Location, Location, Location

Feb 21, 2019 | Welcome Column

A few months back I was browsing the shelves in a local thrift shop and pulled out a book entitled ‘Laurel Canyon’ by Michael Walker. In truth the title didn’t mean much to me, but I was intrigued by the explanatory subtitle “The inside story of rock and roll’s legendary neighbourhood”. And I was hooked by the first sentence of chapter 1. “In the autumn of 1964 a nineteen-year-old bluegrass adept and virtuoso mandolin player named Chris Hillman stood at the corner of Laurel Canyon Boulevard and Kirkwood Drive contemplating a FOR RENT sign on a telegraph pole across from the Canyon Country Store.”

The narrative takes us straight into the formation of the Byrds and onwards through the development of folk rock, country rock and other musical forms, but the central theme of the book is the location itself, Laurel Canyon in the Hollywood Hills of southern California. The area had a special vibe of its own which attracted such musical stars as Joni Mitchell, Crosby, Stills and Nash, the Mamas and the Papas, Carole King, and the Eagles. These and a whole slew of other influential singers, musicians and bands are featured in the book.

For someone whose primary interest is in bluegrass music ‘Laurel Canyon’ might be described as subsidiary reading, but another book, which someone kindly gave me as a Christmas present, was right on target. This was ‘Bluegrass Generation’ by Neil V. Rosenberg. Neil is the pre-eminent scholar of bluegrass music, with such major publications to his name as the definitive ‘Bluegrass: A History’ and ‘The Music of Bill Monroe’ (the latter co-authored with Charles K. Wolfe). But in his latest book he has stepped out on to the stage of the Brown County Jamboree at Bean Blossom, Indiana, where for several years in the early 1960s he listened to, played banjo with, and worked for Bill Monroe.

Trained as a conscientious academic who was studying folklore at Oberlin and Bloomington Colleges in Indiana, Neil Rosenberg kept full records of his musical interests and activities during the period.

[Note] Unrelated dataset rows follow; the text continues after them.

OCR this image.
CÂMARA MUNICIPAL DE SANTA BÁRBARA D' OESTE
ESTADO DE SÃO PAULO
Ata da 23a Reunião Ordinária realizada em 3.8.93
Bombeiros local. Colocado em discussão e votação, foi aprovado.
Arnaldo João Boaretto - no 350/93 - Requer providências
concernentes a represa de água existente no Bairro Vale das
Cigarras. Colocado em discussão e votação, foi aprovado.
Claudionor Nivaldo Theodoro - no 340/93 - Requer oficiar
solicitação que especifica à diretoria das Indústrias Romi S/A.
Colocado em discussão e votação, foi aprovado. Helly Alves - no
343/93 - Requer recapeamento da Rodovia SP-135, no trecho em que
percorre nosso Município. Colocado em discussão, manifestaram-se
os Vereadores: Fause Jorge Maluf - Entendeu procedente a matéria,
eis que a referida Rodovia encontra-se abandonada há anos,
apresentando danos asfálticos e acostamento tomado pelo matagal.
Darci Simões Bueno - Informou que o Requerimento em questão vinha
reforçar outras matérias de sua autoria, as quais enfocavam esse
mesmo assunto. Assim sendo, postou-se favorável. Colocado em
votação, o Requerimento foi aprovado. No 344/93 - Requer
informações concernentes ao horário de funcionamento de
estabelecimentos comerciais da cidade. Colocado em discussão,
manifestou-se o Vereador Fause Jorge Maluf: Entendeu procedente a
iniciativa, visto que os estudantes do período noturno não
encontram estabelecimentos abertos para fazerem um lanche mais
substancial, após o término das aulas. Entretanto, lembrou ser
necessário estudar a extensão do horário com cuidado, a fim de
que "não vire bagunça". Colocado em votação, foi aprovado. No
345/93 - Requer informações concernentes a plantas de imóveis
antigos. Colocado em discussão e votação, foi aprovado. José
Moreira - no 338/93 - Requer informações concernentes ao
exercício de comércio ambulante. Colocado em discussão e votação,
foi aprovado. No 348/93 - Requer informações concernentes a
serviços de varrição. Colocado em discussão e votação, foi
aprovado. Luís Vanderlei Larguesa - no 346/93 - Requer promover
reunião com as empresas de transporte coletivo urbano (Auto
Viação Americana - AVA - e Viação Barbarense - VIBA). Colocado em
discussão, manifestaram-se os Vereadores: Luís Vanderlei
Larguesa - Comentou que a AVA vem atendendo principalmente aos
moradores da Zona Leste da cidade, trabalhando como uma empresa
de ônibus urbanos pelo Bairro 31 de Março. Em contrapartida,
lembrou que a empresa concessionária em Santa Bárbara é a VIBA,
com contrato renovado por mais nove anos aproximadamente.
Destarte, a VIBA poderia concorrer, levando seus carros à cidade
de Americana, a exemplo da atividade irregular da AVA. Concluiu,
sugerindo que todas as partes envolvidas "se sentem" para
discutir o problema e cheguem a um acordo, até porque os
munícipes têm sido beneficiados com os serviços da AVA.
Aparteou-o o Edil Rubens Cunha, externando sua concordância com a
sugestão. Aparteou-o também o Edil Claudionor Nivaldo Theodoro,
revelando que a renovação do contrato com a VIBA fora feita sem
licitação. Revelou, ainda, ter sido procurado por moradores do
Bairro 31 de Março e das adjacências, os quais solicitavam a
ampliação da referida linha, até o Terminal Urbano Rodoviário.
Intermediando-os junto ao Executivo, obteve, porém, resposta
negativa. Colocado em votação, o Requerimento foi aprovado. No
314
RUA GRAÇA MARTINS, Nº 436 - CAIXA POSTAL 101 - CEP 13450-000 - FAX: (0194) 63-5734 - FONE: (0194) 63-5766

He has been able to use these for reference, as well as a large collection of reel-to-reel tapes of live appearances by many of the performers at Bean Blossom and elsewhere.
‘Bluegrass Generation’ is a memoir written in the first person rather than an academic treatise. Neil springs to life in these pages as a young man in his early twenties, already an accomplished musician, good enough to be asked by Bill Monroe to help him out on stage, first as a member of the house band and later with the Blue Grass Boys themselves. He clearly learned quickly from Monroe and the other musicians, even holding his own in banjo duets with Bill Keith who joined the Blue Grass Boys during this time.
Concurrently Neil was also playing a greater and greater part in the running of the Brown County Jamboree for Monroe, including a couple of months managing the Jamboree in the summer of 1963. This coincided with a significant period in the development of Bill Monroe’s musical career, with Ralph Rinzler taking over as his manager and the birth of bluegrass festivals. Neil Rosenberg was there, in the middle of it all. He was literally in the right place at the right time, and has now given us his personal account and assessment of what was going on. His book is close to the heart of bluegrass music, and is fascinating reading for anyone with the slightest interest in where our music has come from. You will not be disappointed!